Граждане
Шрифт:
— Ее отдали переплести, пан профессор, — доложил ему снизу Арнович, разыскав список книг, отправленных к переплетчику.
— Ну, тогда все в порядке. — Моравецкий сошел с лесенки и вытер руки.
Немного помрачнев, он прошел вдоль полок и остановился у окна, выходившего на улицу. Дождь перестал, жирно блестели лужи, и в них отражались огни фонарей, горевших за решетчатым забором недостроенного дома на другой стороне улицы.

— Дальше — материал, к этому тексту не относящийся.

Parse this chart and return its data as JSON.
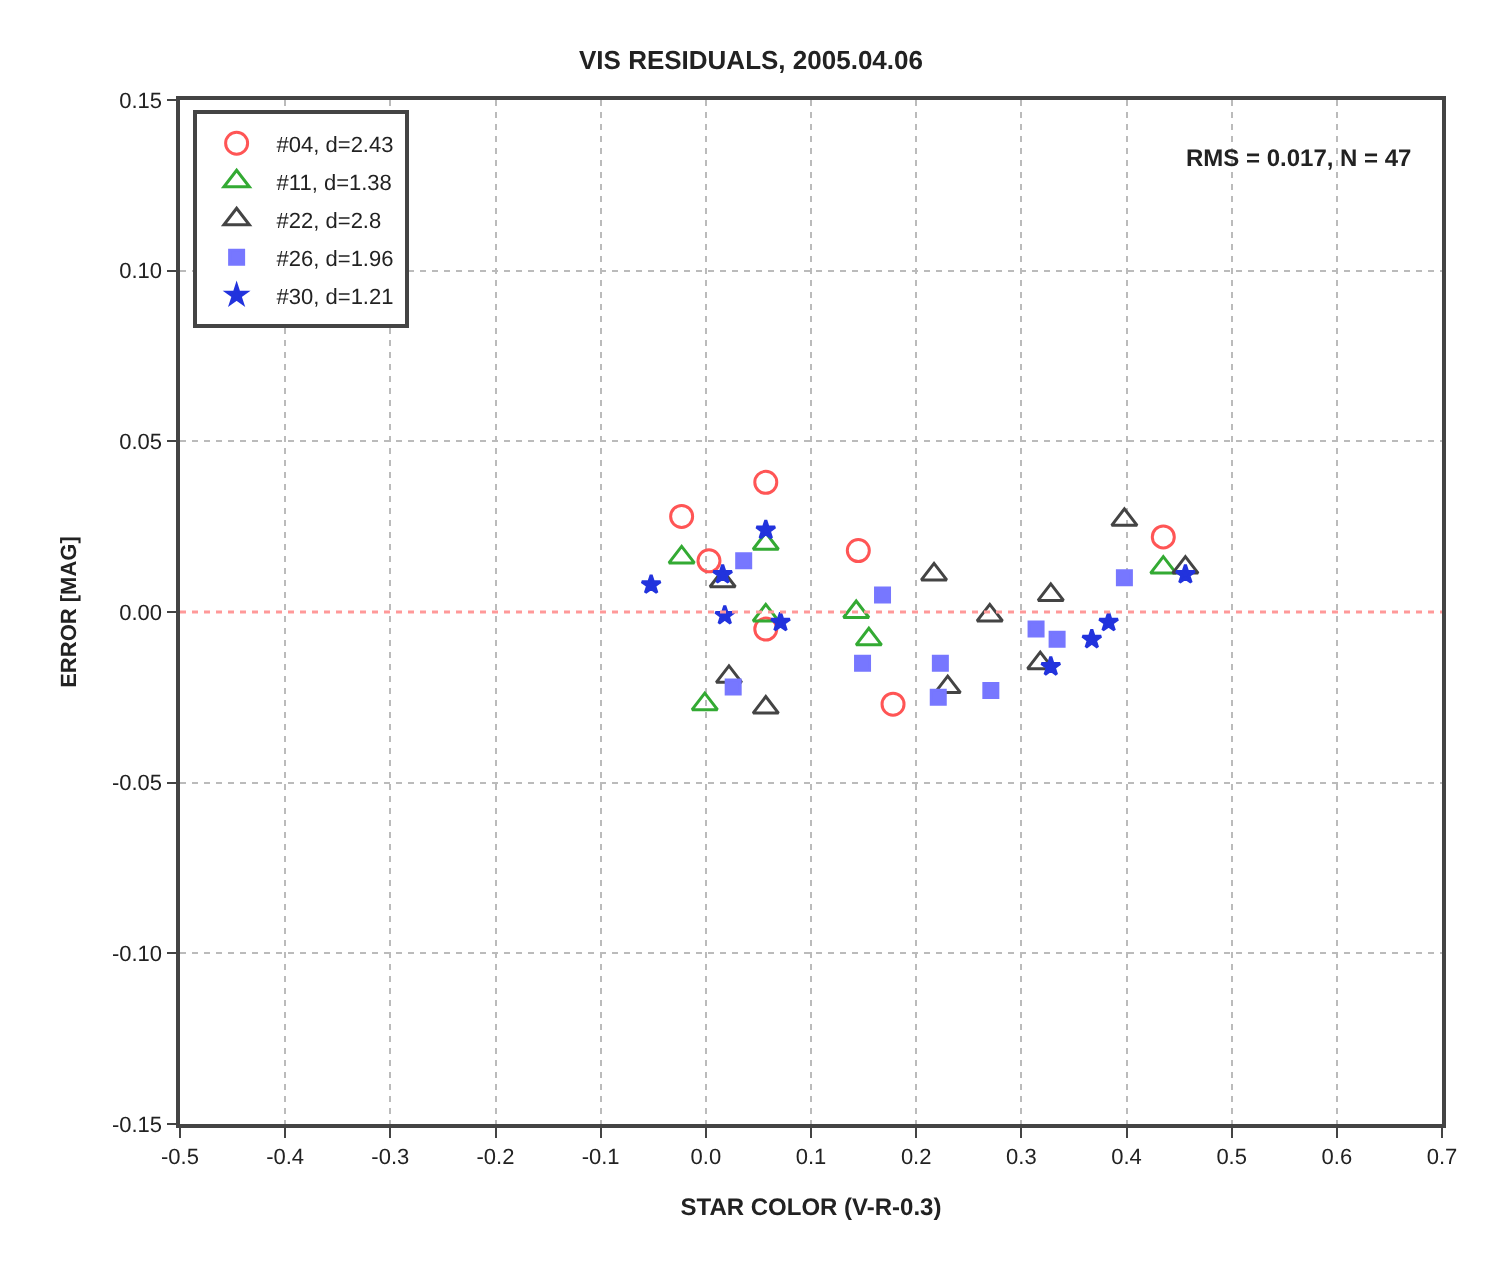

Моравецкий смотрел на мощный каркас здания, едва доведенный до первого этажа и заботливо обвитый густым частоколом лесов, над которым высились четыре высокие башни подъемных кранов. «Эх, там бы работать!» — уныло думал Моравецкий. Он сейчас завидовал людям, строившим этот дом. Не проще ли это, чем заниматься воспитанием оравы мальчишек от первого до одиннадцатого класса? Вот не угодно ли: каких-нибудь две недели назад здесь была только четырехугольная яма, вырытая в глине, а сейчас…
Почему-то вспомнилось ему лицо Яроша и его недружелюбный взгляд из-под выпуклого, шишковатого лба. — Не все есть в книгах, дорогой коллега, — шутливо заметил как-то Моравецкий, когда Ярош на заседании предложил учителям основательнее изучать теорию марксизма. В то время это казалось Моравецкому лишним: подумать только, старый клерикал Гожеля — и теория прибавочной стоимости! А сейчас, бог знает почему, Моравецкий вдруг задал себе вопрос: что сказал бы такой Ярош о жизни и смерти безнадежно больному человеку, если бы, конечно, счел это своим долгом… ну, допустим, на пороге больничной палаты, провожая жену…
Он медленно повел плечами, словно отряхиваясь от нелепых мыслей. Нет, такие, как Ярош, вероятно, никогда не рассуждают о смерти, а от раздумий о жизни их избавляет раз навсегда выработанное мировоззрение. Впрочем, кто знает? Ведь ему почти ничего не известно об Яроше, он не знает даже, есть ли у директора жена.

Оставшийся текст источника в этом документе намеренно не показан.